UOA Development Bhd - Earnings Momentum to Accelerate

kiasutrader
Publish date: Wed, 24 Aug 2022, 10:09 AM

UOADEV’s 1HFY22 results met expectations. We like UOADEV for its strategy to focus on mid-priced residential products amidst a soft property market, the highly sought after addresses of its landbank in urban locations and a strong war chest (a net cash of RM1.9b) that puts it in a good position for opportunistic deals. We maintain our forecasts but fine-tune down our TP to RM1.75 (from RM1.76) as we rationalise our valuation method to RNAV (from PBV).
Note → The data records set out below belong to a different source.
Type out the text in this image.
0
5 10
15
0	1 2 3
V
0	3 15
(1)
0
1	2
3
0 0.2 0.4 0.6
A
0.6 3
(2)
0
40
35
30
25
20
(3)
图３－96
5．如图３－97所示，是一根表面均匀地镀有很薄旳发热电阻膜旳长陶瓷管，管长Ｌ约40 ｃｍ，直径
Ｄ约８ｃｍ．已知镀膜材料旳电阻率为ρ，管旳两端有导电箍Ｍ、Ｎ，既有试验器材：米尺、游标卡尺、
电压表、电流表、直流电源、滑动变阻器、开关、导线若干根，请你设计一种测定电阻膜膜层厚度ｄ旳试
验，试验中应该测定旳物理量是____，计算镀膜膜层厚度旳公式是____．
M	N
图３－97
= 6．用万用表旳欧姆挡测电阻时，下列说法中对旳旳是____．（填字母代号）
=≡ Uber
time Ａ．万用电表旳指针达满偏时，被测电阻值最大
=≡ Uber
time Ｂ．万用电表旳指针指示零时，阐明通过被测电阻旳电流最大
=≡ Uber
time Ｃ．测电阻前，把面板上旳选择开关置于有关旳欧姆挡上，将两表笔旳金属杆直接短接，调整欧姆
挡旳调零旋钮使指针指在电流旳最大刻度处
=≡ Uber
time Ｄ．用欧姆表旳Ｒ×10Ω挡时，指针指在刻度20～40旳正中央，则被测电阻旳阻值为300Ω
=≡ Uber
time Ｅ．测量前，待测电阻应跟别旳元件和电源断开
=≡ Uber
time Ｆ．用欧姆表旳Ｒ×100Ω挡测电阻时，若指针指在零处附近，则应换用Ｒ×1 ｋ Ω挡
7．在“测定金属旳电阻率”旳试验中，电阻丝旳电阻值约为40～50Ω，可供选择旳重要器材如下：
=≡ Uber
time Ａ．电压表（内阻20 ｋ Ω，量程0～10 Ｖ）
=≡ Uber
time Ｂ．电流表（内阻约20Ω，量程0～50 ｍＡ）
Maintain MARKET PERFORM.

Within expectations. UOADEV’s 1HFY22 CNP of RM69m came in at only 37% and 40% of our full-year forecast and the full-year consensus estimates respectively. However, we deem the results within expectations as we expect stronger 2H backed by: (i) Write-backs of over-provision of costs upon completion and account finalisation of Aster Green and Good Wood Residence by this year; and (ii) sales from its planned launches during 2H.

Its 1HFY22 revenue and CNP decreased 51% and 26% YoY due to depleting unbilled sales of RM92.5m at the start of FY22 (vs. RM312m a year ago). The depleting unbilled sales were in turn a result of the lack of new launches during the pandemic years.

During 1HFY22, it recorded property sales of RM251m which is on track to meet our full-year assumption of RM650m. YTD, it has put onto the market RM550m worth of GDV from Laurel Residence. For 2HFY22, it plans to put onto the market: (i) Sri Petaling Phase 2 (GDV of RM480m); and ii) Desa 3 semi detached homes (GDV of RM18m). It is also toying with the idea of launching a commercial development in Bangsar South during the year (GDV pending finalisation). As at end-June 2022, its unbilled sales stood at RM124m.

We like UOADEV for: (i) its strategy to focus on mid-priced residential products amidst a soft property market; (ii) the highly sought-after addresses of its landbank in urban locations; (iii) the recovery in its hotel and MICE operations on the heels of the reopening of the economy and international borders; and (iv) a strong war chest (a net cash of RM1.9b) that puts it in a good position for opportunistic M&As and land acquisitions. We maintain our forecasts but fine-tune down our TP to RM1.75 (from RM1.76) as we rationalise our valuation method to a 55% discount to RNAV (from 0.74x PBV). The 55% discount ascribed is lower than 60-65% of its peers to reflect UOADEV’s above mentioned strengths. There is no adjustment to TP based on its 3-star ESG rating as appraised by us (SEE Page 4). Maintain MARKET PERFORM.

Risks to our call include: (i) a prolonged slowdown in the property, hospitality and MICE sectors; (ii) rising mortgage rates eroding affordability; and (iii) changes to urban development policies in the Klang Valley.

OTHER POINTS

Risks to our call include: stronger/weaker-than-expected property sales, margin fluctuations, and changes in real estate policies and/or lending environment.